Methylation of histone H3 lysine 9 creates a binding site for HP1 proteins

Distinct modifications of histone amino termini, such as acetylation, phosphorylation and methylation, have been proposed to underlie a chromatin-based regulatory mechanism that modulates the accessibility of genetic information. In addition to histone modifications that facilitate gene activity, it is of similar importance to restrict inappropriate gene expression if cellular and developmental programmes are to proceed unperturbed. Here we show that mammalian methyltransferases that selectively methylate histone H3 on lysine 9 (Suv39h HMTases) generate a binding site for HP1 proteins--a family of heterochromatic adaptor molecules implicated in both gene silencing and supra-nucleosomal chromatin structure. High-affinity in vitro recognition of a methylated histone H3 peptide by HP1 requires a functional chromo domain; thus, the HP1 chromo domain is a specific interaction motif for the methyl epitope on lysine9 of histone H3. In vivo, heterochromatin association of HP1 proteins is lost in Suv39h double-null primary mouse fibroblasts but is restored after the re-introduction of a catalytically active SWUV39H1 HMTase. Our data define a molecular mechanism through which the SUV39H-HP1 methylation system can contribute to the propagation of heterochromatic subdomains in native chromatin.     

Active genes are tri-methylated at K4 of histone H3

Lysine methylation of histones in vivo occurs in three states: mono-, di- and tri-methyl. Histone H3 has been found to be di-methylated at lysine 4 (K4) in active euchromatic regions but not in silent heterochromatic sites. Here we show that the Saccharomyces cerevisiae Set1 protein can catalyse di- and tri-methylation of K4 and stimulate the activity of many genes. Using antibodies that discriminate between the di- and tri-methylated state of K4 we show that di-methylation occurs at both inactive and active euchromatic genes, whereas tri-methylation is present exclusively at active genes.

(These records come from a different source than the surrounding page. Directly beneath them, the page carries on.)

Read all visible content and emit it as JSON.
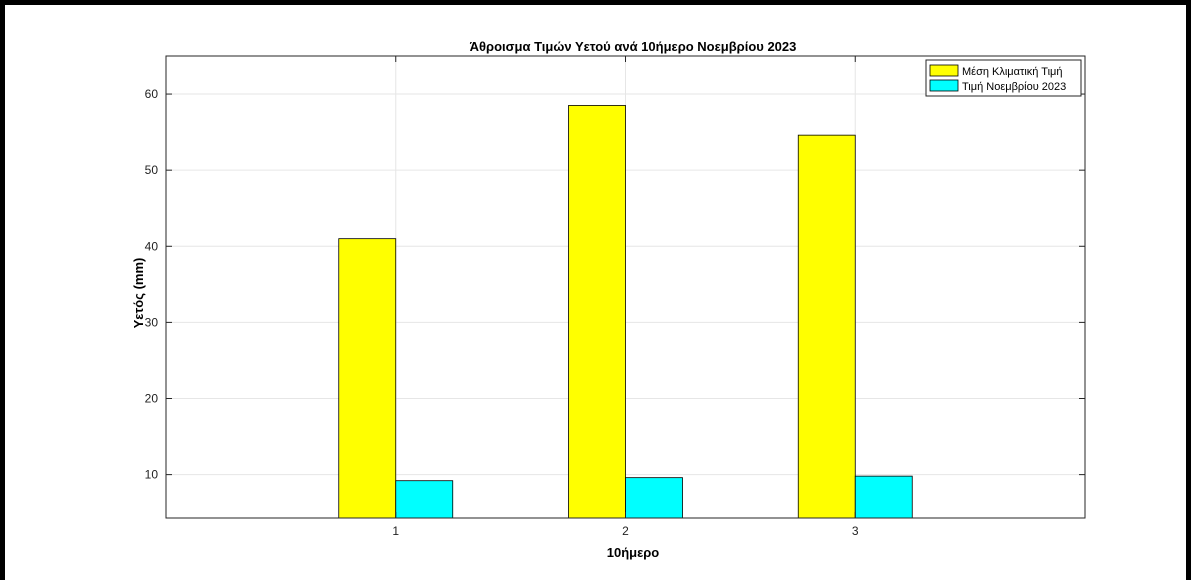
{
  "colors": {
    "series_1": "#ffff00",
    "series_2": "#00ffff",
    "bar_edge": "#000000",
    "grid": "#e6e6e6",
    "axis": "#262626"
  },
  "chart_data": {
    "type": "bar",
    "title": "Άθροισμα Τιμών Υετού ανά 10ήμερο Νοεμβρίου 2023",
    "xlabel": "10ήμερο",
    "ylabel": "Υετός (mm)",
    "categories": [
      "1",
      "2",
      "3"
    ],
    "series": [
      {
        "name": "Μέση Κλιματική Τιμή",
        "values": [
          41.0,
          58.5,
          54.6
        ]
      },
      {
        "name": "Τιμή Νοεμβρίου 2023",
        "values": [
          9.2,
          9.6,
          9.8
        ]
      }
    ],
    "ylim": [
      4.3,
      65
    ],
    "yticks": [
      10,
      20,
      30,
      40,
      50,
      60
    ],
    "xlim": [
      0,
      4
    ],
    "grid": true,
    "legend": "top-right"
  }
}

It is therefore the presence of a tri-methylated K4 that defines an active state of gene expression. These findings establish the concept of methyl status as a determinant for gene activity and thus extend considerably the complexity of histone modifications.     

Regulation of HP1-chromatin binding by histone H3 methylation and phosphorylation

Tri-methylation of histone H3 lysine 9 is important for recruiting heterochromatin protein 1 (HP1) to discrete regions of the genome, thereby regulating gene expression, chromatin packaging and heterochromatin formation. Here we show that HP1alpha, -beta, and -gamma are released from chromatin during the M phase of the cell cycle, even though tri-methylation levels of histone H3 lysine 9 remain unchanged. However, the additional, transient modification of histone H3 by phosphorylation of serine 10 next to the more stable methyl-lysine 9 mark is sufficient to eject HP1 proteins from their binding sites. Inhibition or depletion of the mitotic kinase Aurora B, which phosphorylates serine 10 on histone H3, causes retention of HP1 proteins on mitotic chromosomes, suggesting that H3 serine 10 phosphorylation is necessary for the dissociation of HP1 from chromatin in M phase. These findings establish a regulatory mechanism of protein-protein interactions, through a combinatorial readout of two adjacent post-translational modifications: a stable methylation and a dynamic phosphorylation mark.